🤖 AI Summary
This work addresses the problem of automatically synthesizing reactive controllers from Linear Temporal Logic (LTL) specifications for safety-critical systems. We propose a novel framework that integrates automata-theoretic techniques, partial state-space exploration, and machine learning–guided search, enhanced with multiple heuristic strategies and optimized using AIGER/Mealy representations. This approach achieves a breakthrough balance between synthesis efficiency and controller compactness. Evaluated on the SYNTCOMP benchmark suite, our method substantially outperforms state-of-the-art tools—including Strix, LtlSynt, and SemML 1.0—by solving more instances faster while maintaining industry-leading solution quality.
📝 Abstract
Synthesizing a reactive system from specifications given in linear temporal logic (LTL) is a classical problem, finding its applications in safety-critical systems design.
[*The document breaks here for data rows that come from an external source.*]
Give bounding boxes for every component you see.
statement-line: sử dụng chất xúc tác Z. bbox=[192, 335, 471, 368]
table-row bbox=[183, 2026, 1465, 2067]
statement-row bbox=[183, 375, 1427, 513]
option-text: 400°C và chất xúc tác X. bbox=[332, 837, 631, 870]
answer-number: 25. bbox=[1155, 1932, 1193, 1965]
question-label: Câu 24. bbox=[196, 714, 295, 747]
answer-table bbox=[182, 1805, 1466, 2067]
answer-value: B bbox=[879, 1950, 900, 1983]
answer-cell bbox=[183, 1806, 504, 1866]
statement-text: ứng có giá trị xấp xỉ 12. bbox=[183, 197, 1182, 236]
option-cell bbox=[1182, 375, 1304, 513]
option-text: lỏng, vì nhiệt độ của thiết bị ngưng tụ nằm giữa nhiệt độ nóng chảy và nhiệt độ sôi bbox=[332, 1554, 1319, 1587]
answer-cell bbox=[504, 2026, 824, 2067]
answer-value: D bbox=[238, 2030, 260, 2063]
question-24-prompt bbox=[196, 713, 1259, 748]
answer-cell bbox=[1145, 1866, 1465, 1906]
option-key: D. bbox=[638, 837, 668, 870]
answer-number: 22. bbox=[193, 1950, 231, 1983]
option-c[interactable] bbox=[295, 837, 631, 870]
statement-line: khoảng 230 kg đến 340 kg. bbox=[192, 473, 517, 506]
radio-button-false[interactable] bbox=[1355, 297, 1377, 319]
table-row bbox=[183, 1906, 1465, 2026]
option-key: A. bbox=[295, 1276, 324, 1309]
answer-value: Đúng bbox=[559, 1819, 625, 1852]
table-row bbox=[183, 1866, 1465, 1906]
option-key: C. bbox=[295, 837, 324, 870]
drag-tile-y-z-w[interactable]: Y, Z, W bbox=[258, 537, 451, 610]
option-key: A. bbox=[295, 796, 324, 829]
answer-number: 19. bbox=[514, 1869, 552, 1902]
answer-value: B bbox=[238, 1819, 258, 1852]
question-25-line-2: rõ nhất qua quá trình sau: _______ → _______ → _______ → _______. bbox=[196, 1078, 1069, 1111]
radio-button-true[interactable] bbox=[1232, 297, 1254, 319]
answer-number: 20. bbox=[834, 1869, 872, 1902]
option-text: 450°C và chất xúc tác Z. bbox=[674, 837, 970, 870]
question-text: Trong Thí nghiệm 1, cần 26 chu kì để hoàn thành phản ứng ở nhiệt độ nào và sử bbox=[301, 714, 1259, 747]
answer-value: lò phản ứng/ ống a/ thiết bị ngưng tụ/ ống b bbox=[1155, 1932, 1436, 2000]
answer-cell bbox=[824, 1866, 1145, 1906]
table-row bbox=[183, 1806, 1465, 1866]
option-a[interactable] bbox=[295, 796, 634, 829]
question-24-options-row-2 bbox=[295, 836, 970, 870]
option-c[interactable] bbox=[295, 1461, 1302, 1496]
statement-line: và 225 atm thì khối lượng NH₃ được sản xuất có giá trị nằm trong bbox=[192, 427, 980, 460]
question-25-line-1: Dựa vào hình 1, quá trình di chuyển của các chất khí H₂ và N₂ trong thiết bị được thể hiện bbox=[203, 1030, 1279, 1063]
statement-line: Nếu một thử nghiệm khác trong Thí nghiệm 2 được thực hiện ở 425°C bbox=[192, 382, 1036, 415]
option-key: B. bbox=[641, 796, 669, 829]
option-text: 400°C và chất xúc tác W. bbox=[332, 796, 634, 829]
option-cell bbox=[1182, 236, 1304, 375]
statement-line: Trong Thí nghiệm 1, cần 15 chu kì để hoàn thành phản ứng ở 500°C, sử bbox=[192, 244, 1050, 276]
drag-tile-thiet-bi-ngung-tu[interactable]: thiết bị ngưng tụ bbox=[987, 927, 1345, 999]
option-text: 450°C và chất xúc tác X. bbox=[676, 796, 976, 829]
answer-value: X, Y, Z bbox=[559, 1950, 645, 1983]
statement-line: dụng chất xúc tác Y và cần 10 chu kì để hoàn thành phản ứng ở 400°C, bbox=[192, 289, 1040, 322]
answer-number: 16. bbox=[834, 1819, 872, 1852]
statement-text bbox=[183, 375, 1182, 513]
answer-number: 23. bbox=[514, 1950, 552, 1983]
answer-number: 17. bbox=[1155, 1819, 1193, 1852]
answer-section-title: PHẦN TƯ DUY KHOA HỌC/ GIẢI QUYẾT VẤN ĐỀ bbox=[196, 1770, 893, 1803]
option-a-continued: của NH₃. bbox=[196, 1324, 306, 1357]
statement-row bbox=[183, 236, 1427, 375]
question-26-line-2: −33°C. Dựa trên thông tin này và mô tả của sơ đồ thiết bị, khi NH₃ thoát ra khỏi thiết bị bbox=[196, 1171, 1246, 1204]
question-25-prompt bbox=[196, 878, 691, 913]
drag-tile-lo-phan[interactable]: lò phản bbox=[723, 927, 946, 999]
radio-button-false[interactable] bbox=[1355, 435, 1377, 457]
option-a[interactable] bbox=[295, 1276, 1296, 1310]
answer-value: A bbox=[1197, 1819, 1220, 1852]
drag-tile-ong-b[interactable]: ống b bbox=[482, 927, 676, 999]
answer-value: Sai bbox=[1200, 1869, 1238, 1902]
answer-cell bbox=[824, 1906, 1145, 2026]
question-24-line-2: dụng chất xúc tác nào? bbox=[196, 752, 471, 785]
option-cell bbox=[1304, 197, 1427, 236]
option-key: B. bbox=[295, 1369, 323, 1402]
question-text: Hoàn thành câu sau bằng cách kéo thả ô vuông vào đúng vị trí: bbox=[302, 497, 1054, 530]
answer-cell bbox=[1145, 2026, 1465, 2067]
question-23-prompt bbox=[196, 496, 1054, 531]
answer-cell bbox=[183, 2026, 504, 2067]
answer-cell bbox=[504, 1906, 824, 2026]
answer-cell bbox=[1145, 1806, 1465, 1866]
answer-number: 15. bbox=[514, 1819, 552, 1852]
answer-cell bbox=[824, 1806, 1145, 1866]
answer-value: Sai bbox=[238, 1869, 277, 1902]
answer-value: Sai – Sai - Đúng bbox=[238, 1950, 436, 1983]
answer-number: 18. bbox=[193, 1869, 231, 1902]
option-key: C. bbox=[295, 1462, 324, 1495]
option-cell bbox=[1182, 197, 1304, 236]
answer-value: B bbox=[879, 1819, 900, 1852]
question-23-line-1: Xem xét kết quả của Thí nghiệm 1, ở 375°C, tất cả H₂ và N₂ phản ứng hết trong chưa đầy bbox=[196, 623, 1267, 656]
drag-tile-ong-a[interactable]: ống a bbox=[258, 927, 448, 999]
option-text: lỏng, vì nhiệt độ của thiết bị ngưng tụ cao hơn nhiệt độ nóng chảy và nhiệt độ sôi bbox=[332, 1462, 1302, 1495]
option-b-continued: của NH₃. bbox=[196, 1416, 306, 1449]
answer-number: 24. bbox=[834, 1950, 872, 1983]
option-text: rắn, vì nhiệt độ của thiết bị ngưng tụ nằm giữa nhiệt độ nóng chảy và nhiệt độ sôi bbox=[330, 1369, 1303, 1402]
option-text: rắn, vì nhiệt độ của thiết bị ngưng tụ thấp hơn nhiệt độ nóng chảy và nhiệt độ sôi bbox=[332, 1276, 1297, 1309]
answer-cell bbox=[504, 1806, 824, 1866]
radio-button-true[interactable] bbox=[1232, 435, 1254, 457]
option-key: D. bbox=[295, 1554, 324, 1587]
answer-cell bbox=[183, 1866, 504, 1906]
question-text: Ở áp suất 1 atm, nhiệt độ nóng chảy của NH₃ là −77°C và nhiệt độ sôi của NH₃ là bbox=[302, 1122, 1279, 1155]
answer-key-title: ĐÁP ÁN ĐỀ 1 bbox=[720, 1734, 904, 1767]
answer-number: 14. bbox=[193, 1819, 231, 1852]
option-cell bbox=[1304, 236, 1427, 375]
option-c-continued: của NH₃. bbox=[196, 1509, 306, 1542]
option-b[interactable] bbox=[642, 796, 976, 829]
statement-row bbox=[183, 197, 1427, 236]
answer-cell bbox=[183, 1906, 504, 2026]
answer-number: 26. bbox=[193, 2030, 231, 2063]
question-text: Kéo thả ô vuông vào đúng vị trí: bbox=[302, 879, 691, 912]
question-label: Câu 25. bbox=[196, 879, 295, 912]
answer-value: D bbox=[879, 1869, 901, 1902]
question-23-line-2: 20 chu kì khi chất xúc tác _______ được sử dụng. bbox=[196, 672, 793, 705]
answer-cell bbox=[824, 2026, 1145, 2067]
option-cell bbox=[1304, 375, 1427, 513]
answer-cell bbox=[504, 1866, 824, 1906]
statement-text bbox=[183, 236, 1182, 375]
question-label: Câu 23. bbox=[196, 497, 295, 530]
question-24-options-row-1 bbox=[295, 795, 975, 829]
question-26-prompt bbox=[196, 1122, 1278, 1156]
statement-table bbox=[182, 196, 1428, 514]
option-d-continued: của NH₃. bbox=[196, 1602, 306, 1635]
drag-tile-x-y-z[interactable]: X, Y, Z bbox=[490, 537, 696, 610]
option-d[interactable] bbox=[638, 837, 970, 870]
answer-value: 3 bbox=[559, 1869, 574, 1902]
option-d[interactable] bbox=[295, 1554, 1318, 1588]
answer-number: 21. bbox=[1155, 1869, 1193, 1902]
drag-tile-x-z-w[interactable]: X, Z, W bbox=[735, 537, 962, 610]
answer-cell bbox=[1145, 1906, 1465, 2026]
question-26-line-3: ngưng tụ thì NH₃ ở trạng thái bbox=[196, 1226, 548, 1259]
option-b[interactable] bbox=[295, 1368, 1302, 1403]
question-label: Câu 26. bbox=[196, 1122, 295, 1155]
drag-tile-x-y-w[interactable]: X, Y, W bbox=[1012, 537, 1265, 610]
These systems are typically represented using either Mealy machines or AIGER circuits. We present the second version of SemML, which outperforms all state-of-the-art tools for finding either solution. Aside from implementing the classical automata-theoretic approach, our tool utilizes partial exploration and machine-learning guidance for obtaining solutions efficiently, and numerous heuristics and improvements of classic algorithms for extracting small representations of these solutions. We evaluate our tool against the existing state-of-the-art tools (in particular Strix, LtlSynt, and the previous version of SemML) on the dataset of the synthesis competition SYNTCOMP. We show that we solve significantly more instances and do so much faster than other tools, while maintaining state-of-the-art solution quality.